A fresh wave of robotic vacuum cleaners could soon be released onto the market as some key technologies which gained patent protection about 20 years ago will become freely available for the first time.
In the fast-paced world of consumer appliance innovation, registered design rights and patents are often used to protect unique features, both in terms of their appearance and functionality. Granted patents give their owner exclusive use of the protected technology for a period of 20 years. During this time, rival manufacturers and importers cannot use the technology in their own products except under a licence agreement.

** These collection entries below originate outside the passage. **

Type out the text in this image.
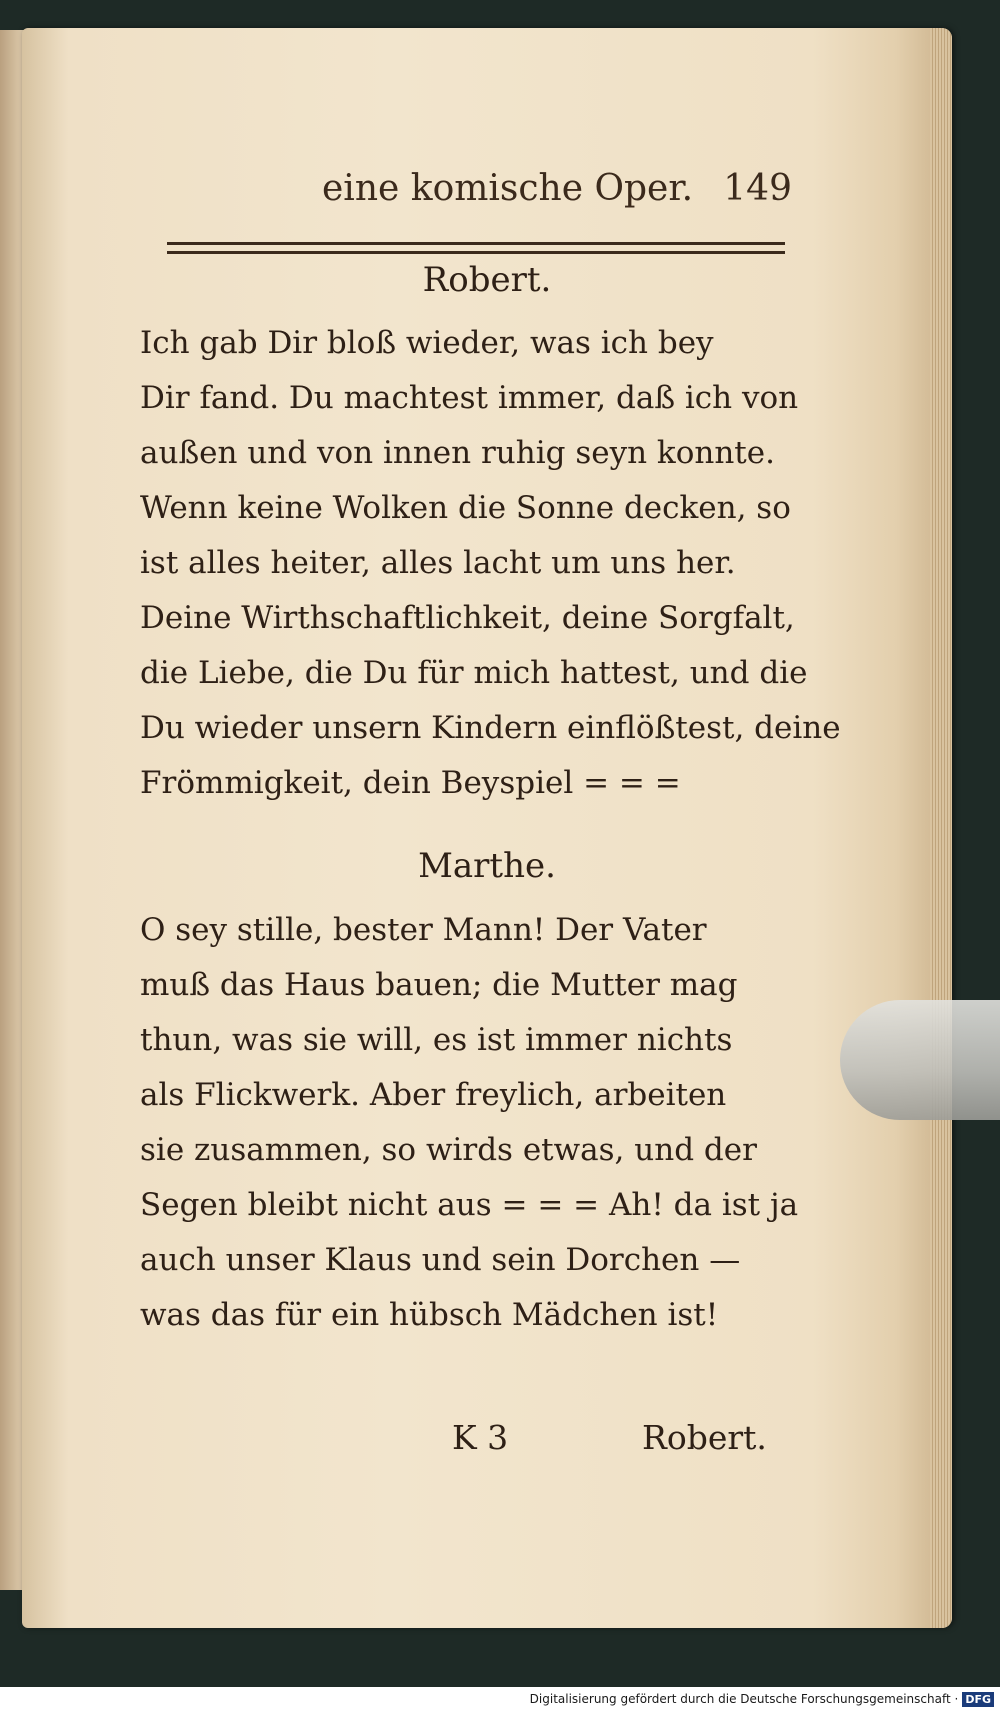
eine komische Oper. 149
Robert.
Ich gab Dir bloß wieder, was ich bey
Dir fand. Du machtest immer, daß ich von
außen und von innen ruhig seyn konnte.
Wenn keine Wolken die Sonne decken, so
ist alles heiter, alles lacht um uns her.
Deine Wirthschaftlichkeit, deine Sorgfalt,
die Liebe, die Du für mich hattest, und die
Du wieder unsern Kindern einflößtest, deine
Frömmigkeit, dein Beyspiel = = =
Marthe.
O sey stille, bester Mann! Der Vater
muß das Haus bauen; die Mutter mag
thun, was sie will, es ist immer nichts
als Flickwerk. Aber freylich, arbeiten
sie zusammen, so wirds etwas, und der
Segen bleibt nicht aus = = = Ah! da ist ja
auch unser Klaus und sein Dorchen —
was das für ein hübsch Mädchen ist!
K 3	Robert.
Digitalisierung gefördert durch die Deutsche Forschungsgemeinschaft · DFG
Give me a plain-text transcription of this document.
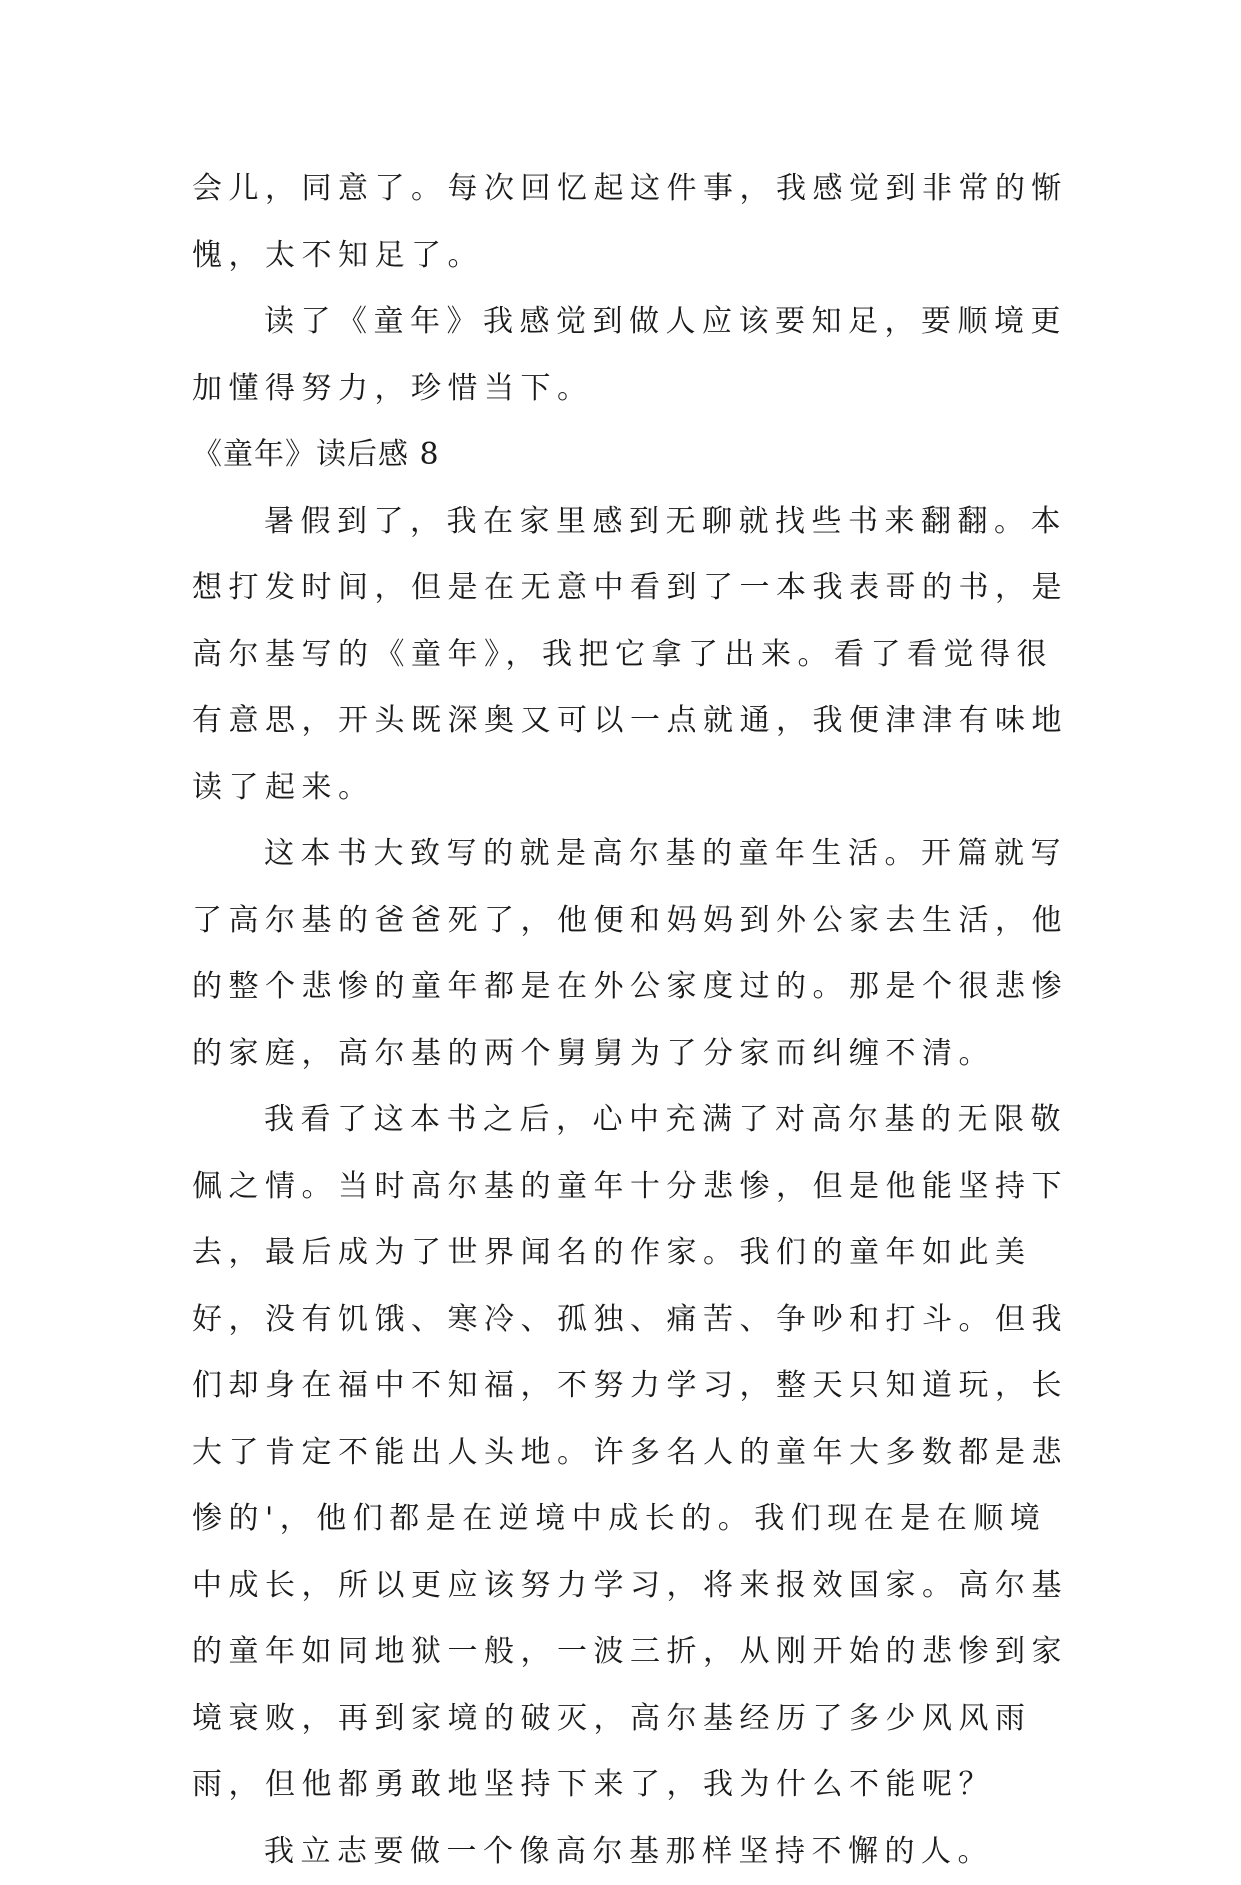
会儿，同意了。每次回忆起这件事，我感觉到非常的惭愧，太不知足了。

读了《童年》我感觉到做人应该要知足，要顺境更加懂得努力，珍惜当下。

《童年》读后感 8

暑假到了，我在家里感到无聊就找些书来翻翻。本想打发时间，但是在无意中看到了一本我表哥的书，是高尔基写的《童年》，我把它拿了出来。看了看觉得很有意思，开头既深奥又可以一点就通，我便津津有味地读了起来。

这本书大致写的就是高尔基的童年生活。开篇就写了高尔基的爸爸死了，他便和妈妈到外公家去生活，他的整个悲惨的童年都是在外公家度过的。那是个很悲惨的家庭，高尔基的两个舅舅为了分家而纠缠不清。

我看了这本书之后，心中充满了对高尔基的无限敬佩之情。当时高尔基的童年十分悲惨，但是他能坚持下去，最后成为了世界闻名的作家。我们的童年如此美好，没有饥饿、寒冷、孤独、痛苦、争吵和打斗。但我们却身在福中不知福，不努力学习，整天只知道玩，长大了肯定不能出人头地。许多名人的童年大多数都是悲惨的'，他们都是在逆境中成长的。我们现在是在顺境中成长，所以更应该努力学习，将来报效国家。高尔基的童年如同地狱一般，一波三折，从刚开始的悲惨到家境衰败，再到家境的破灭，高尔基经历了多少风风雨雨，但他都勇敢地坚持下来了，我为什么不能呢？

我立志要做一个像高尔基那样坚持不懈的人。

When key patents expire, however, the technologies they protect become freely available to the entire marketplace. There is a significant opportunity for agile manufacturers to build on these technologies and gain market share by launching their own innovative products.
Where it all started for robotic vacuum cleaners
Electrolux secured two key European patents for its ‘Trilobite’ robotic vacuum cleaner back in the 1990s – one protected the ultrasound obstacle detection system (EP 0 753 160) and the other the way its brush operates when it encounters obstacles (EP 0 841 868). These patents expired in 2015 and April 2017 and other manufacturers can now use them in the development of their own products.
What happens when key patents expire?
It is not unusual for manufacturers to prepare to launch competitor products in a bid to secure market share as soon as key patents expire. They develop products that contain many of the same features as the market leader and they are sometimes cheaper too.
Manufacturers need to take care when adopting this approach, however. Whilst they can develop prototypes that make use of soon-to-expire patented technologies, they should not put them into production or establish supply chains until the relevant patents have expired. Doing so could be grounds for the patent owner to bring an infringement action against them.
When a key patent protecting Dyson’s bagless vacuum cleaner expired in June 2001, Hoover was gearing up to launch its own range of competitor products using the same technology. However, Dyson successfully foiled Hoover’s plan; blocking the sale of the new products on the grounds that the extent of their development prior to the patent expiring represented an infringement.
Looking further ahead
By mapping innovation activity and monitoring patent and registered design right applications closely, in particular those filed by their competitors, forward-thinking manufacturers can be ready to capitalise on new market opportunities as and when they arise.
In this and other fields of domestic appliances, further patents related to the use of interactive technology in the home are expected to expire in the late 2020s. This could generate another wave of development opportunities for smart-footed manufacturers.
David Paton is a patent and design attorney at intellectual property firm, Withers & Rogers, who specialises in advising innovators of consumer appliances.